The Royal Society of Sculptors presents Playground by Rupert Norfolk on the sculpture terrace at 108 Old Brompton Road, London. As winner of the First@108 Public Art Award, Norfolk has been given the opportunity to create his first-large scale piece of art. 


Playground brings together and reinvents plastic garden toys, overlapping and fusing them into an inextricable tangle. Uniformly painted pale blue to produce a continuous surface, these familiar objects are transformed into a single abstract form. Physical mobility is arrested by this reconfigured structure - the swings can’t pendulum, the seesaw can’t pivot and the ladders and slides can’t be climbed up or slid down - such that the sculpture can only be animated in the spectator’s imagination. 


Caroline Worthington, Director, Royal Society of Sculptors comments: “Our First@108 Public Art Award provides a rare opportunity for a sculptor to start building a track record in the competitive arena of public art. We are delighted to be working with the Mirisch & Lebenheim Charitable Foundation to provide financial support and professional mentoring to enable an artist to expand their portfolio and create a site-specific sculpture or installation for our sculpture terrace.”
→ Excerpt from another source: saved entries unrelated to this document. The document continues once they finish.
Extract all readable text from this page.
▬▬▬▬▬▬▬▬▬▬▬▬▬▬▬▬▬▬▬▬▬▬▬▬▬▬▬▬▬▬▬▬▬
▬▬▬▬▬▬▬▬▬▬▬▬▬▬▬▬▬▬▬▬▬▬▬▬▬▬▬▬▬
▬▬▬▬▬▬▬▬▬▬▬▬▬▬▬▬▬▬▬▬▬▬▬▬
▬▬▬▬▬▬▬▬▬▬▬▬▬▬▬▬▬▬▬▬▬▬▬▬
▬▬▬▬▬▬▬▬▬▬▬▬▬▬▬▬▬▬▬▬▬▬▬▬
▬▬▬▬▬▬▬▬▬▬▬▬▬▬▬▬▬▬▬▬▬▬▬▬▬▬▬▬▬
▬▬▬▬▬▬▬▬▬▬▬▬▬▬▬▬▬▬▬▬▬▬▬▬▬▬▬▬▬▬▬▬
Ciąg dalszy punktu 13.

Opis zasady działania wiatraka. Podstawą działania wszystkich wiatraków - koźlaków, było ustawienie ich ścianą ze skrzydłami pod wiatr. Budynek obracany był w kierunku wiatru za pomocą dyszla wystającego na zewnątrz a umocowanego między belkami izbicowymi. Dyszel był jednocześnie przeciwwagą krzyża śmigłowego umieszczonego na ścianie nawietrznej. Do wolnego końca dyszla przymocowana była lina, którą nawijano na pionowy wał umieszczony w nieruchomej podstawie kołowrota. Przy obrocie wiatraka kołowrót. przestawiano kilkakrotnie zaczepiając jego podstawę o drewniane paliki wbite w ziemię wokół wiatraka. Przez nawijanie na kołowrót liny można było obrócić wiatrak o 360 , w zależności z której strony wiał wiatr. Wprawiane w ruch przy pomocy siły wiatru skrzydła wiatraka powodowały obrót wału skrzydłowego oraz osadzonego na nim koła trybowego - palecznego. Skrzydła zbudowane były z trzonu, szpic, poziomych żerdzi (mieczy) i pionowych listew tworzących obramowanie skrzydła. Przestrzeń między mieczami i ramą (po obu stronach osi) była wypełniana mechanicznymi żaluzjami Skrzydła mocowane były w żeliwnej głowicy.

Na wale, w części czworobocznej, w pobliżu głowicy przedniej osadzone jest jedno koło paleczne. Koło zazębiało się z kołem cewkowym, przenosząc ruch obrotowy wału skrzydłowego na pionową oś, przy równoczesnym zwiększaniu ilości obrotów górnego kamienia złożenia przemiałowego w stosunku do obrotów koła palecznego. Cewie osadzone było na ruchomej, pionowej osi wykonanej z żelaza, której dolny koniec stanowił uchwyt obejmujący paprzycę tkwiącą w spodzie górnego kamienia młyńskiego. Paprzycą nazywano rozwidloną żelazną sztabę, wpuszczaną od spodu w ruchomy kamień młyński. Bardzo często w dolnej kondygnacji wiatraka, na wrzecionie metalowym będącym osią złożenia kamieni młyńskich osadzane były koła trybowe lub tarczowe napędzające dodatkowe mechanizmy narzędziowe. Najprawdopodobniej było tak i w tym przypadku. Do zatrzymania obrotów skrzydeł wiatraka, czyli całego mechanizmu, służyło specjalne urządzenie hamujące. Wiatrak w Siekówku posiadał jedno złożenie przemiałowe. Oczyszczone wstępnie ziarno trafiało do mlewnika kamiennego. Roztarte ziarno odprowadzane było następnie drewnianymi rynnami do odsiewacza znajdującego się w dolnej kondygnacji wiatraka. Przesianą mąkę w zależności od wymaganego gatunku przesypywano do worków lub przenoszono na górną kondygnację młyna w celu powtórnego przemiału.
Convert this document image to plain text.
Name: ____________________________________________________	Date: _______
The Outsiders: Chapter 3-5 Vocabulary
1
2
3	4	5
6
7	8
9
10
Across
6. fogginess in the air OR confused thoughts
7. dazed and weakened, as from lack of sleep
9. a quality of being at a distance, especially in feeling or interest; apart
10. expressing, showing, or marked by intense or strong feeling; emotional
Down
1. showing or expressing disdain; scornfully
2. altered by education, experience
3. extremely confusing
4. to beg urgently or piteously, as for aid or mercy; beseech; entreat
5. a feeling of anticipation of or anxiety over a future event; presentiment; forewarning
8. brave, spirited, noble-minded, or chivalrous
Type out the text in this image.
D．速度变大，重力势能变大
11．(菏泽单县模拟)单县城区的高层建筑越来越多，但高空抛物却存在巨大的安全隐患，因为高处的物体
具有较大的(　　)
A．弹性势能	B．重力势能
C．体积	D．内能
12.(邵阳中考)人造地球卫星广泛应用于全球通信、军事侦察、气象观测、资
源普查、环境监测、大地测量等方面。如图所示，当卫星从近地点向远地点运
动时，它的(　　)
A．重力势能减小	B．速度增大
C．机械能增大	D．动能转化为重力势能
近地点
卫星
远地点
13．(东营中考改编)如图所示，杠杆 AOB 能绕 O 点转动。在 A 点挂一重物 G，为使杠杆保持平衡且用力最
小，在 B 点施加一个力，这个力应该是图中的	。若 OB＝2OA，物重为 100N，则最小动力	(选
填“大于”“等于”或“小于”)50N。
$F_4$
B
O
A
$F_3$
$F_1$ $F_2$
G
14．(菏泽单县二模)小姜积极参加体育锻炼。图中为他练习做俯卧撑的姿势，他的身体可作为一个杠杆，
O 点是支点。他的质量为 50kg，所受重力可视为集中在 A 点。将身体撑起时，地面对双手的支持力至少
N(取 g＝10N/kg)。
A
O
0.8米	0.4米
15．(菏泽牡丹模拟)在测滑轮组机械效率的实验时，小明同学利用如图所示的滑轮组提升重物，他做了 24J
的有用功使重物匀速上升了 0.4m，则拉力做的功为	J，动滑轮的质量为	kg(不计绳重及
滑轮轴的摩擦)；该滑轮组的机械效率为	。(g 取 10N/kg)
A second new work, National Libraries, is on show in the salon gallery. It takes the form of a large-scale architectural model representing eight state institutions – icons of sovereignty and knowledge - that have been merged to simultaneously coexist in the same space. The sculpture is derived from digital models downloaded from the Internet: Australia, Belarus, China, France, Greece, Libya, Saudi Arabia and Sweden. These 3D  models have been reconfigured using a computer and then transposed into laser-cut plywood. The sculpture is sized to preclude grasping the whole object from a single point of view. The spectator is therefore compelled to move around the multifaceted structure in order to physically experience its complex knot of disjunctive architectural styles.